Sin el aval parlamentario para su coordinador de gobierno, la administración carece de iniciativa legislativa, por lo que no puede presentar ningún proyecto, ni siquiera el presupuesto general. Sin este es imposible el desembolso de fondos de ayuda internacional, los cuales han sido congelados en reiteradas ocasiones. Esto empeora, por ejemplo, la situación de hambruna, que ha llegado a alcanzar a más del 40% de la población.
El Consejo de Seguridad de la ONU votó por el despliegue de la Misión de Estabilización de las Naciones Unidas en Haití (MINUSTAH), luego del segundo derrocamiento de Aristide en 2004. Tenía como objetivo desarticular a los grupos armados para así promover la gobernabilidad como resultado de elecciones libres, y estuvo en el país durante trece años. En 2006 René Preval volvió al poder. Si bien este período fue bastante más tranquilo gracias a la presencia disuasiva de los cascos azules, la situación de enfrentamiento del poder ejecutivo frente al legislativo continuó y con ella la debilidad de la institucionalidad democrática.
Por si fuera poco, el 12 de enero de 2010 el país fue destruido por un terremoto de magnitud 7.0 en la escala de Richter. Más de 200 mil personas perdieron la vida y la infraestructura crítica quedó devastada, un daño humano y material sin paralelos en el hemisferio occidental moderno. Había llegado otra vez el momento de la unidad nacional, pero las pugnas políticas siguieron y las elecciones del 2011 estuvieron marcadas por la polarización, las acusaciones, las protestas y las declinaciones obligadas de candidaturas. El principal beneficiado fue Michel Martelly, cantante de carnaval considerado ajeno a las élites gobernantes. Aunque llegó al final de su período, no pudo traspasar el cargo a un presidente electo porque en las elecciones del 2015 hubo acusaciones de fraude en beneficio del entonces oficialismo. Se acordó repetirlas y un gobierno interino le entregó el poder a Jovenel Moïse, ganador en 2016 de las últimas elecciones celebradas en el país, con altísima abstención.
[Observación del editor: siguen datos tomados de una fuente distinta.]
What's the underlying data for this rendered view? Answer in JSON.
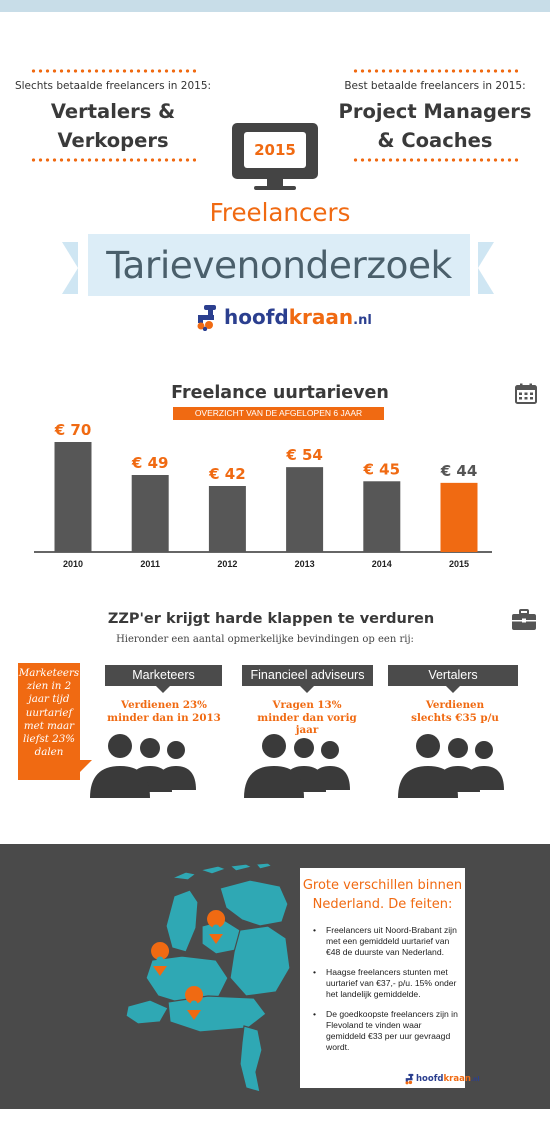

La equivocación de la comunidad internacional ha sido no diferenciar entre lo urgente y lo importante cuando se trata de Haití, pues se suele enfocar en solo uno de los problemas, sea la violencia rampante del momento o la no celebración de elecciones. Por eso, la historia recurrente ha sido de intervención, aparente estabilización, retiro de la misión, retorno del caos y nuevo llamado a acción internacional, un desgarrador círculo vicioso. Toda discusión sobre Haití debe comenzar por su pacificación, sin la cual ninguna otra acción tiene posibilidades de éxito. Una vez lograda, el debate más serio atañe a su base institucional; de lo contrario, las elecciones pautadas para 2025 no serán muy diferentes a las del pasado y dejarán como resultado un país superficialmente democrático y profundamente ingobernable, en perjuicio de sus ciudadanos.